Certiorari should go
It follows, in our opinion, that the Medical Panel erred in law by misconstruing the effect of s 91(7)(c). The Panel proceeded as if they were bound to disregard unrelated injuries or causes by applying the methodology of s 3.3f(9) of the Guides. In the circumstances of this case, however, s 91(1)(7)(c) bound the Medical Panel to eschew s 3.3f(9) of the Guides and to do their best to disregard unrelated injuries or causes. They were required to apply their knowledge and experience in order to determine the extent to which impairment from unrelated injury or cause was causing or playing a part in the worker’s assessed level of impairment.

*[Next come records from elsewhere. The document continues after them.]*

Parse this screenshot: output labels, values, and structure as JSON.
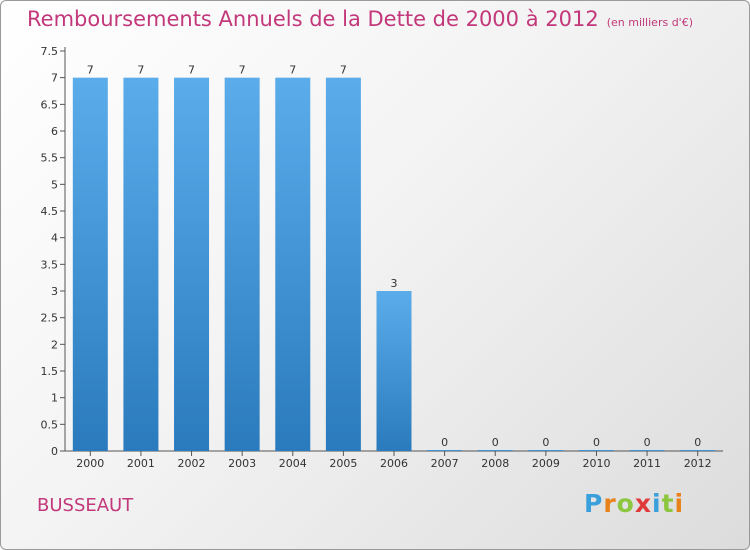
{
  "title": "Remboursements Annuels de la Dette de 2000 à 2012",
  "unit": "(en milliers d'€)",
  "commune": "BUSSEAUT",
  "logo": {
    "letters": [
      "P",
      "r",
      "o",
      "x",
      "i",
      "t",
      "i"
    ],
    "colors": [
      "#3aa0dc",
      "#e8821a",
      "#8dc63f",
      "#e03a3a",
      "#3aa0dc",
      "#8dc63f",
      "#e8821a"
    ]
  },
  "chart_data": {
    "type": "bar",
    "categories": [
      "2000",
      "2001",
      "2002",
      "2003",
      "2004",
      "2005",
      "2006",
      "2007",
      "2008",
      "2009",
      "2010",
      "2011",
      "2012"
    ],
    "values": [
      7,
      7,
      7,
      7,
      7,
      7,
      3,
      0,
      0,
      0,
      0,
      0,
      0
    ],
    "value_labels": [
      "7",
      "7",
      "7",
      "7",
      "7",
      "7",
      "3",
      "0",
      "0",
      "0",
      "0",
      "0",
      "0"
    ],
    "title": "Remboursements Annuels de la Dette de 2000 à 2012",
    "xlabel": "",
    "ylabel": "",
    "ylim": [
      0,
      7.5
    ],
    "yticks": [
      "0",
      "0.5",
      "1",
      "1.5",
      "2",
      "2.5",
      "3",
      "3.5",
      "4",
      "4.5",
      "5",
      "5.5",
      "6",
      "6.5",
      "7",
      "7.5"
    ],
    "bar_color": "#3d95d8",
    "grid": false
  }
}
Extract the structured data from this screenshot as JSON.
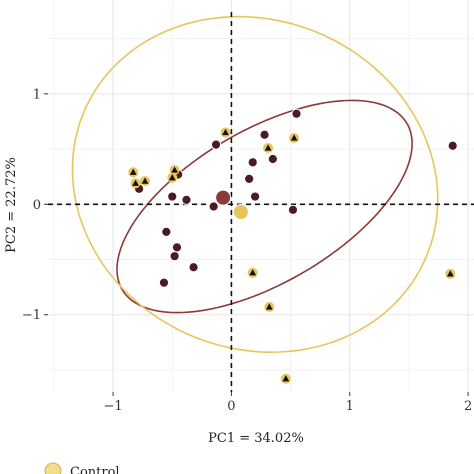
{
  "chart_data": {
    "type": "scatter",
    "title": "",
    "xlabel": "PC1 = 34.02%",
    "ylabel": "PC2 = 22.72%",
    "xlim": [
      -1.55,
      2.05
    ],
    "ylim": [
      -1.7,
      1.85
    ],
    "x_ticks": [
      -1,
      0,
      1,
      2
    ],
    "y_ticks": [
      -1,
      0,
      1
    ],
    "x_tick_labels": [
      "−1",
      "0",
      "1",
      "2"
    ],
    "y_tick_labels": [
      "−1",
      "0",
      "1"
    ],
    "grid": true,
    "reference_lines": {
      "x": 0,
      "y": 0,
      "style": "dashed"
    },
    "legend": {
      "placement": "bottom-left",
      "entries": [
        "Control"
      ]
    },
    "colors": {
      "group_a": "#8b3a3a",
      "group_b": "#e8c55a",
      "point_fill_circle": "#4a1c22",
      "point_fill_triangle": "#111111",
      "point_outline_triangle": "#e8c55a"
    },
    "series": [
      {
        "name": "",
        "marker": "circle",
        "color": "#8b3a3a",
        "points": [
          {
            "x": 0.55,
            "y": 0.82
          },
          {
            "x": 0.28,
            "y": 0.63
          },
          {
            "x": 0.35,
            "y": 0.41
          },
          {
            "x": -0.13,
            "y": 0.54
          },
          {
            "x": 0.18,
            "y": 0.38
          },
          {
            "x": 0.15,
            "y": 0.23
          },
          {
            "x": -0.45,
            "y": 0.27
          },
          {
            "x": -0.78,
            "y": 0.14
          },
          {
            "x": -0.5,
            "y": 0.07
          },
          {
            "x": -0.38,
            "y": 0.04
          },
          {
            "x": 0.2,
            "y": 0.07
          },
          {
            "x": -0.15,
            "y": -0.02
          },
          {
            "x": 0.52,
            "y": -0.05
          },
          {
            "x": -0.55,
            "y": -0.25
          },
          {
            "x": -0.46,
            "y": -0.39
          },
          {
            "x": -0.48,
            "y": -0.47
          },
          {
            "x": -0.32,
            "y": -0.57
          },
          {
            "x": -0.57,
            "y": -0.71
          },
          {
            "x": 1.87,
            "y": 0.53
          }
        ]
      },
      {
        "name": "",
        "marker": "triangle",
        "color": "#e8c55a",
        "points": [
          {
            "x": -0.05,
            "y": 0.65
          },
          {
            "x": 0.53,
            "y": 0.6
          },
          {
            "x": 0.31,
            "y": 0.51
          },
          {
            "x": -0.83,
            "y": 0.29
          },
          {
            "x": -0.48,
            "y": 0.31
          },
          {
            "x": -0.81,
            "y": 0.19
          },
          {
            "x": -0.73,
            "y": 0.21
          },
          {
            "x": -0.5,
            "y": 0.24
          },
          {
            "x": 0.18,
            "y": -0.62
          },
          {
            "x": 0.32,
            "y": -0.93
          },
          {
            "x": 1.85,
            "y": -0.63
          },
          {
            "x": 0.46,
            "y": -1.58
          }
        ]
      }
    ],
    "centroids": [
      {
        "x": -0.07,
        "y": 0.06,
        "color": "#8b3a3a"
      },
      {
        "x": 0.08,
        "y": -0.07,
        "color": "#e8c55a"
      }
    ],
    "ellipses": [
      {
        "cx": 0.28,
        "cy": -0.02,
        "rx": 1.42,
        "ry": 0.68,
        "angle_deg": 33,
        "color": "#8b3a3a"
      },
      {
        "cx": 0.2,
        "cy": 0.18,
        "rx": 1.6,
        "ry": 1.46,
        "angle_deg": -40,
        "color": "#e8c55a"
      }
    ]
  }
}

It is unnecessary to decide whether the Medical Panel’s error was a jurisdictional error, as the applicant contends, or simply an error of law made in the exercise of jurisdiction. If it be the latter, it was nonetheless an error of law apparent from the Panel’s reasons and, therefore, an error of law on the face of the record for which certiorari will go.[24]
[24]Administrative Law Act 1978 s 10; Kocak v Wingfoot Australia Partners Ltd (2012) 295 ALR 730, 754 [72].
Conclusion
In the result, if leave to appeal be required, we shall allow the application for leave to appeal and treat the appeal as instituted and heard instanter. We shall allow the appeal and set aside the orders below. In lieu thereof, we shall make an order in the nature of certiorari quashing the Medical Panel’s opinion and we shall remit the matter to the Medical Panel for reconsideration in accordance with law. The fourth respondent should pay the costs of the proceeding below and also of the application and appeal.